Primeras relaciones parte 2
Sabrina,
ya ni recordaba con quién había tenido su primer relación. Seguramente había
sido alguno de sus amigos de la infancia cuando, una vez pasada la sorpresa de
verla en su nueva condición, comenzaron a acercarse a ella a escondidas de los
otros para evitar las burlas, pero eran tantos que había olvidado quién dio el
primer paso y cuando hacía un esfuerzo le venían dos o tres nombres a la mente
que generalmente no eran los mismos. A veces José, a veces Juan, a veces
Alberto.
-Si
lo viera de nuevo desnudo lo reconocería- Solía aseverar.
Lo
que conservaba en la memoria era el lugar. Una casa abandonada, cubierta por
los yuyos del jardín, sin puertas y con los vidrios rotos. En una de las
habitaciones un viejo y mugriento colchón servía de lecho. Era un sitio ideal,
al menos otros niños el barrio no entrarían a espiar pues era rumor que la
vivienda estaba poblada de fantasmas aullando por las noches y sacudiendo
cadenas durante el día. Se había acostado en ese colchón con casi todos los
muchachos de la cuadra y del resto del barrio.
La
primera experiencia sexual de Rocío fue terriblemente traumática y solo la pudo
superar después de muchos años gracias a un espíritu inquebrantable que
contrastaba con su aparente fragilidad. Fue violada por su padre una tarde,
cuando habiendo vuelto de recorrer el campo la encontró caminando por la casa
usando el vestido floreado que el hombre le había regalado a su madre para ir
al pueblo. La tomó de un brazo y al caer la arrastró por el piso hasta el
dormitorio mientras le pegaba y la insultaba con todo el vocabulario que
conocía. Sin ningún cuidado, preso de su furor, le arrancó la ropa y
acostándola en el lecho matrimonial se bajó los pantalones y la penetró
brutalmente mientras le gritaba.
-¡Así
que querés ser mujer, esto te pasa por ser mujer, maricón!-
Ella
lloraba y pedía a gritos
-¡Papito,
papito! ¡Déjame, déjame! ¡No lo voy a hacer más!-
Los
ruegos parecían exasperar más al hombre.

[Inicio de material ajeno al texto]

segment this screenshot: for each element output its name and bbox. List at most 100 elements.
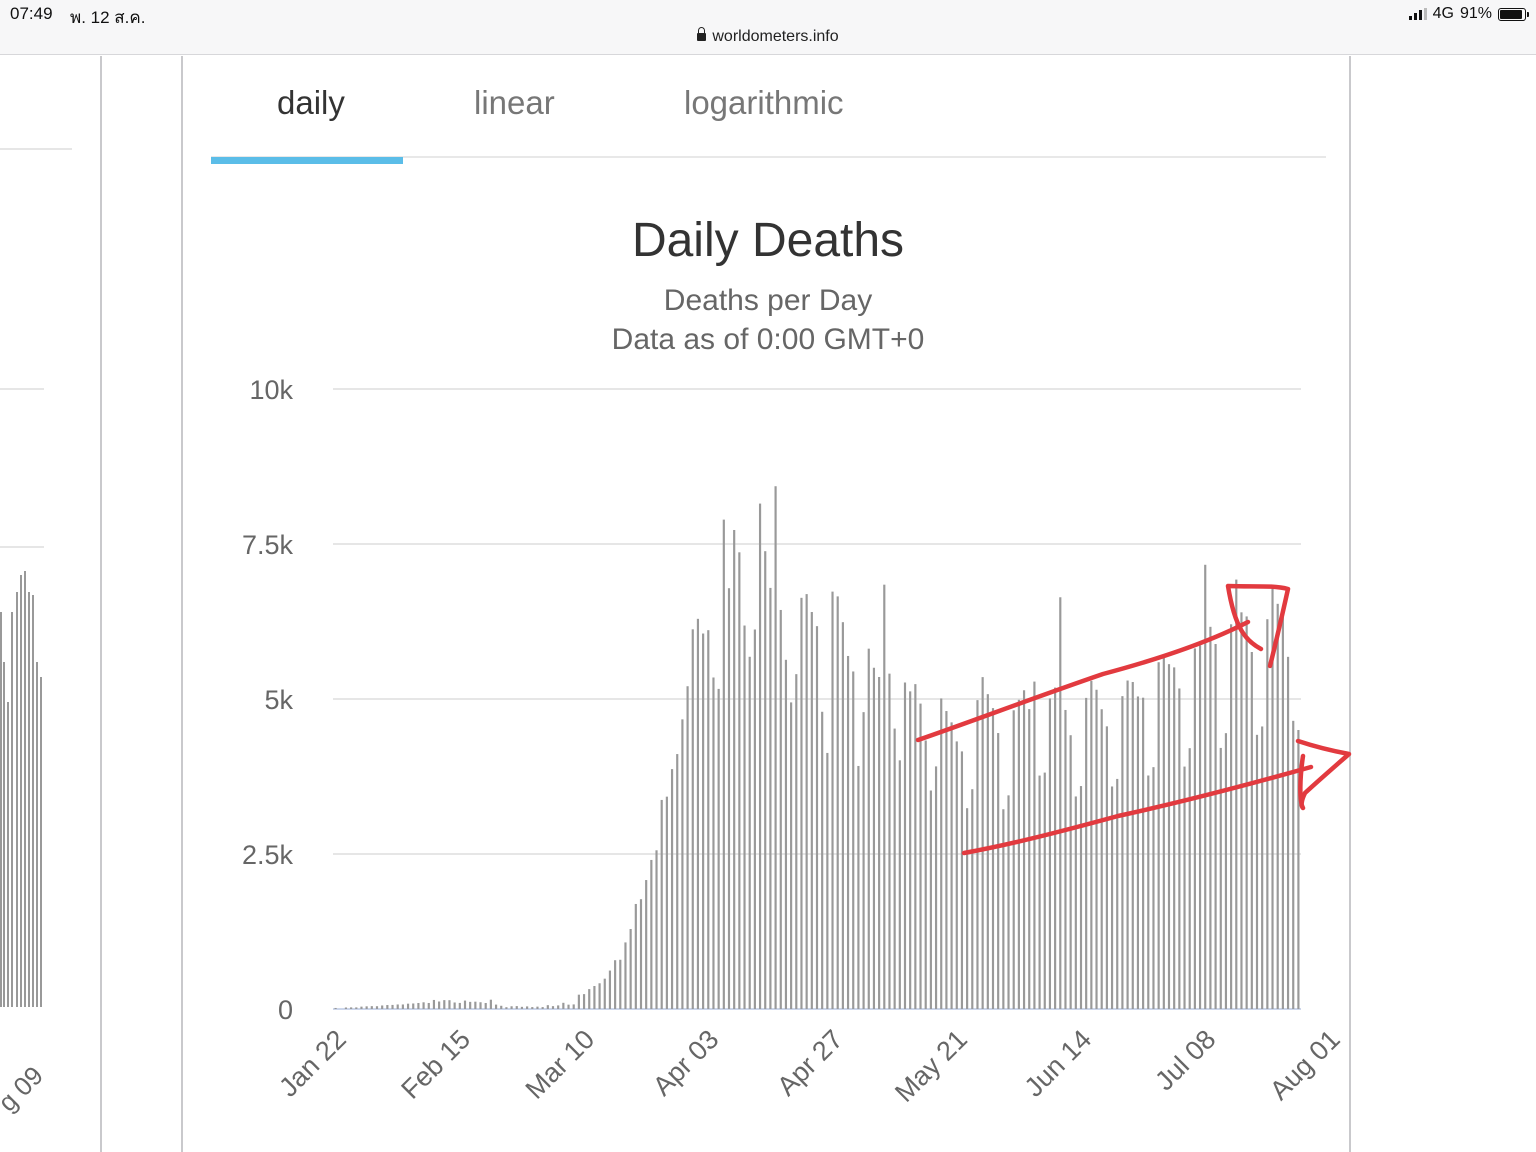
hand-drawn-annotations — [915, 583, 1352, 856]
chart-bar — [417, 1002, 420, 1009]
chart-bar — [562, 1002, 565, 1009]
chart-title: Daily Deaths — [631, 214, 905, 267]
chart-bar — [1043, 772, 1046, 1009]
chart-bar — [852, 671, 855, 1009]
chart-bar — [16, 592, 18, 1007]
chart-bar — [857, 765, 860, 1009]
status-time: 07:49 — [10, 4, 53, 23]
chart-bar — [386, 1005, 389, 1009]
chart-bar — [406, 1003, 410, 1009]
chart-bar — [463, 1000, 467, 1009]
chart-bar — [743, 625, 746, 1009]
chart-bar — [1178, 688, 1181, 1009]
y-tick-label: 0 — [278, 995, 293, 1025]
chart-bar — [872, 667, 876, 1009]
x-tick-label: Apr 03 — [647, 1024, 724, 1101]
chart-bar — [448, 1000, 451, 1009]
chart-bar — [1209, 626, 1212, 1009]
x-tick-label: Jul 08 — [1149, 1024, 1221, 1096]
daily-deaths-chart: 0 2.5k 5k 7.5k 10k Jan 22 Feb 15 Mar 10 Apr 03 A… — [242, 375, 1352, 1108]
chart-bar — [940, 698, 943, 1009]
tab-linear[interactable]: linear — [474, 84, 555, 121]
status-bar: 07:49 พ. 12 ส.ค. worldometers.info 4G 91… — [0, 0, 1536, 55]
chart-bar — [924, 740, 927, 1009]
tab-daily[interactable]: daily — [277, 84, 345, 121]
chart-bar — [929, 790, 932, 1009]
chart-bar — [1292, 720, 1295, 1009]
chart-bar — [1022, 690, 1026, 1009]
chart-bar — [36, 662, 38, 1007]
chart-bar — [1038, 775, 1041, 1009]
y-axis-labels: 0 2.5k 5k 7.5k 10k — [242, 375, 294, 1025]
chart-bar — [489, 999, 492, 1009]
chart-bar — [655, 850, 658, 1009]
chart-bar — [950, 722, 953, 1009]
y-tick-label: 5k — [264, 685, 293, 715]
upper-trend-line — [915, 619, 1251, 743]
chart-bar — [453, 1002, 456, 1009]
chart-bar — [1276, 603, 1279, 1009]
chart-bar — [976, 700, 979, 1009]
chart-bar — [681, 719, 684, 1009]
chart-bar — [412, 1003, 415, 1009]
chart-bar — [1033, 681, 1036, 1009]
chart-bar — [821, 711, 824, 1009]
lower-trend-line — [961, 764, 1314, 856]
chart-bar — [815, 626, 819, 1009]
chart-bar — [1054, 687, 1057, 1009]
chart-bar — [1131, 682, 1134, 1009]
chart-bar — [1007, 795, 1010, 1009]
chart-bar — [1105, 726, 1108, 1009]
x-axis-labels: Jan 22 Feb 15 Mar 10 Apr 03 Apr 27 May 21 Jun … — [273, 1024, 1345, 1108]
upper-arrowhead — [1225, 583, 1291, 669]
chart-bar — [541, 1007, 544, 1009]
chart-bar — [474, 1001, 477, 1009]
chart-bar — [370, 1006, 373, 1009]
chart-bar — [971, 789, 974, 1009]
chart-bar — [1110, 786, 1114, 1009]
chart-bar — [614, 960, 617, 1009]
chart-bar — [805, 594, 808, 1009]
chart-bar — [608, 970, 612, 1009]
chart-bars — [334, 486, 1300, 1010]
address-bar[interactable]: worldometers.info — [0, 27, 1536, 46]
chart-bar — [1250, 652, 1253, 1009]
chart-bar — [841, 622, 844, 1009]
chart-bar — [1193, 648, 1196, 1009]
chart-bar — [645, 880, 648, 1009]
chart-bar — [748, 656, 751, 1009]
chart-bar — [520, 1006, 524, 1009]
chart-bar — [422, 1002, 425, 1009]
chart-bar — [505, 1007, 508, 1009]
chart-subtitle-date: Data as of 0:00 GMT+0 — [611, 323, 925, 356]
chart-bar — [1188, 748, 1191, 1009]
chart-bar — [396, 1004, 399, 1009]
chart-bar — [733, 529, 736, 1009]
chart-bar — [443, 1000, 446, 1009]
chart-bar — [603, 978, 606, 1009]
chart-bar — [344, 1007, 348, 1009]
chart-bar — [557, 1005, 560, 1009]
chart-bar — [919, 703, 922, 1009]
chart-bar — [1079, 786, 1083, 1009]
chart-bar — [831, 591, 834, 1009]
tab-logarithmic[interactable]: logarithmic — [684, 84, 844, 121]
gridline — [0, 148, 72, 150]
chart-bar — [1235, 579, 1238, 1009]
chart-bar — [350, 1007, 353, 1009]
chart-bar — [494, 1004, 498, 1009]
chart-bar — [427, 1002, 430, 1009]
chart-bar — [810, 612, 813, 1009]
x-tick-label: Aug 01 — [1264, 1024, 1346, 1106]
chart-bar — [20, 575, 22, 1007]
chart-bar — [784, 659, 788, 1009]
y-tick-label: 7.5k — [242, 530, 294, 560]
chart-bar — [484, 1002, 487, 1009]
chart-bar — [1173, 667, 1176, 1009]
chart-bar — [1048, 698, 1052, 1009]
chart-bar — [458, 1002, 461, 1009]
chart-bar — [986, 694, 989, 1009]
chart-bar — [795, 674, 798, 1009]
x-tick-label: May 21 — [889, 1024, 973, 1108]
chart-bar — [515, 1006, 518, 1009]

El escándalo atrajo a la madre que
llegaba desde el gallinero, pero la mujer se quedó parada en el vano de la
puerta, aterrada, en silencio, mirando como si no fueran su hijo y su esposo
quienes estaban frente a ella. Al dejarla su padre, tras una nueva golpiza,
Rocío quedó tirada en la cama gimiendo de dolor sangrando por el ano y cubierta
de moretones. La madre, por temor al hombre, no se acercó en ningún momento
para consolarla. Esa noche juntó un poco de ropa en una mochila y mientras sus
padres aún dormían, escapó de la casa.